Na época do ocorrido, o governador do estado João Doria (PSDB) se manifestou, através de nota, dizendo ser solidário aos jornalistas. “Governo de São Paulo defende a liberdade de imprensa como um direito fundamental para o pleno funcionamento da democracia e esclarece que a Polícia Militar instaurou um inquérito para apurar as condições em que aconteceu o caso.” A Ponte tentou um novo contato, através da assessoria de imprensa, com Doria para saber a opinião dele sobre o arquivamento do caso, mas até o momento não obteve retorno.
Vítima do ataque policial, Daniel Arroyo lamenta que mais um caso de cerceamento da liberdade e de truculência das forças de segurança do Estado fiquem impunes. “É lamentável. Eu tenho a foto e o vídeo do PM que atirou em mim. Mesmo de máscara, havia uma identificação alfanumérica, que mesmo não dando para ver na totalidade nas imagens, uma investigação mais criteriosa poderia concluir quem foi o autor do disparo”, explica Daniel.

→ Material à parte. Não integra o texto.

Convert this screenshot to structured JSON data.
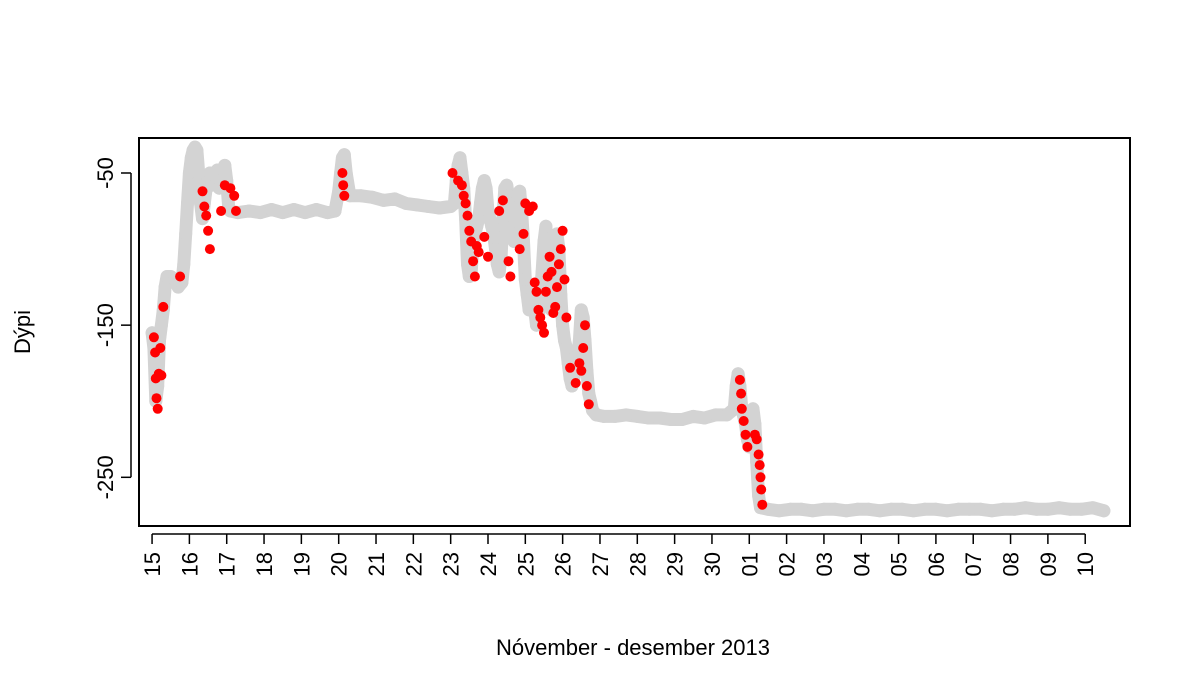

“A vítima acostou aos autos as fotografias dos averiguados, contudo, analisando as referidas imagens, não verifiquei, nas vestes dos averiguados, a existência de dados de identificação que pudessem ensejar o esclarecimento da autoria delitiva, razão pela qual a diligência restou prejudicada. Ante o exposto, à míngua de provas suficientes de autoria delitiva, requeiro o arquivamento dos autos, no tocante ao delito de lesão corporal”, decretou em seu pedido de arquivamento do caso a promotora Regiane Vinche Zampar Guimarães Pereira. O pedido foi acatado pelo juiz José Fernadno Setinberg em março deste ano. Antes, em novembro de 2019, a promotora Rafaela Trombini havia pedido o arquivamento da acusação de abuso de autoridade contra o PM, que foi acatado pelo juiz José Zoéga Coelho.

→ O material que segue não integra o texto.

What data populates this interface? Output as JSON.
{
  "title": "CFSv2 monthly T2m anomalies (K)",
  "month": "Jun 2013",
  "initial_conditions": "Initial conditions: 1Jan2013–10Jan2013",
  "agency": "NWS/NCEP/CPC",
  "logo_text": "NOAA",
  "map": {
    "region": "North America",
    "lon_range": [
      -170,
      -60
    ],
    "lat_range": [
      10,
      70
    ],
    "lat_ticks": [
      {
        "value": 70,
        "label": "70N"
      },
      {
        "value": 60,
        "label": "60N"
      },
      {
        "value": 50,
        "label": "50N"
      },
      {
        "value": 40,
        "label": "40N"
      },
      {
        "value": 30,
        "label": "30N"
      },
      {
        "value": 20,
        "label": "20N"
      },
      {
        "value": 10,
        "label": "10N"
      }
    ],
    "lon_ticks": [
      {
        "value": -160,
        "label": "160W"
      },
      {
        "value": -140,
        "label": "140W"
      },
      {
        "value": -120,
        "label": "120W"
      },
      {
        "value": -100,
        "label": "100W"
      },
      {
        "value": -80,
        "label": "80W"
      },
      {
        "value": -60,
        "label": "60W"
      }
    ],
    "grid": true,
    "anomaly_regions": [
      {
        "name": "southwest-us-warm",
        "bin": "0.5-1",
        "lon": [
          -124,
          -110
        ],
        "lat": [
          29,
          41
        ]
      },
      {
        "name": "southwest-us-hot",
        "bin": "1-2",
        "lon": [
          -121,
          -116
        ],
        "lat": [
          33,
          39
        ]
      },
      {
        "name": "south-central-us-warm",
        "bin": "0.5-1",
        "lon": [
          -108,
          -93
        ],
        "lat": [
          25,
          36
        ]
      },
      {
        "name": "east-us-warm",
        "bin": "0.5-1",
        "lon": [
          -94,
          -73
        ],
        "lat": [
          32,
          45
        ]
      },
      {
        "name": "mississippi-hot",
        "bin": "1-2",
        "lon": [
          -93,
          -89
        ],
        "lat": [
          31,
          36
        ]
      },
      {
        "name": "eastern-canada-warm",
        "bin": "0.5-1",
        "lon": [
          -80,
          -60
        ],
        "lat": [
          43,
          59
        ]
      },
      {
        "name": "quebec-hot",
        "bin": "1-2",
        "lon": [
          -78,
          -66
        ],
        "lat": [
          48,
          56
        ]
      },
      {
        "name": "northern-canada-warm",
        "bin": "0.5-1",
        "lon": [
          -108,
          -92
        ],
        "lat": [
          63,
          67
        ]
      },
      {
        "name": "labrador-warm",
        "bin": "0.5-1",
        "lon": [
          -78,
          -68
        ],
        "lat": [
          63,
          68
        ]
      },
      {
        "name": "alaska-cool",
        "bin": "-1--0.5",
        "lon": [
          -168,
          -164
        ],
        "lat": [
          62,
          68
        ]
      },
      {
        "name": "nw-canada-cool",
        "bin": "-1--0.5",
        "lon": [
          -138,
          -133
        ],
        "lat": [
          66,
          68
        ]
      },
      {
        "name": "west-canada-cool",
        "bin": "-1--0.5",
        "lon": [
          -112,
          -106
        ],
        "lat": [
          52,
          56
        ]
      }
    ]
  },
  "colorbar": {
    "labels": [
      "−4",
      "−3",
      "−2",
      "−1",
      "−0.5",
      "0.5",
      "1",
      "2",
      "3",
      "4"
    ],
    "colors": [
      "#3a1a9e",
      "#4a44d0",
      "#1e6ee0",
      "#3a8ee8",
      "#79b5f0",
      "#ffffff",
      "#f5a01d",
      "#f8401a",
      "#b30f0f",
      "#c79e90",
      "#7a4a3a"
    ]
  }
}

Além da não identificação do PM, outra justificativa dada pela Polícia Militar para arquivar o inquérito é que o policial não teve a intenção de atirar em Arroyo, mas em um manifestante que tentou retirar um amigo que estava em poder da Caep (Companhia de Ações Especiais), que reprimia a manifestação naquele dia.
Entenda o caso
No dia 16 de janeiro de 2019 Arroyo estava na Avenida Paulista, próximo à Praça do Ciclista, para cobrir a manifestação do Movimento Passe Livre contra o aumento da passagem de ônibus de R$ 4 para R$ 4,30. Ainda na concentração do ato, a PM começou a intimidar os manifestantes para que o protesto não andasse.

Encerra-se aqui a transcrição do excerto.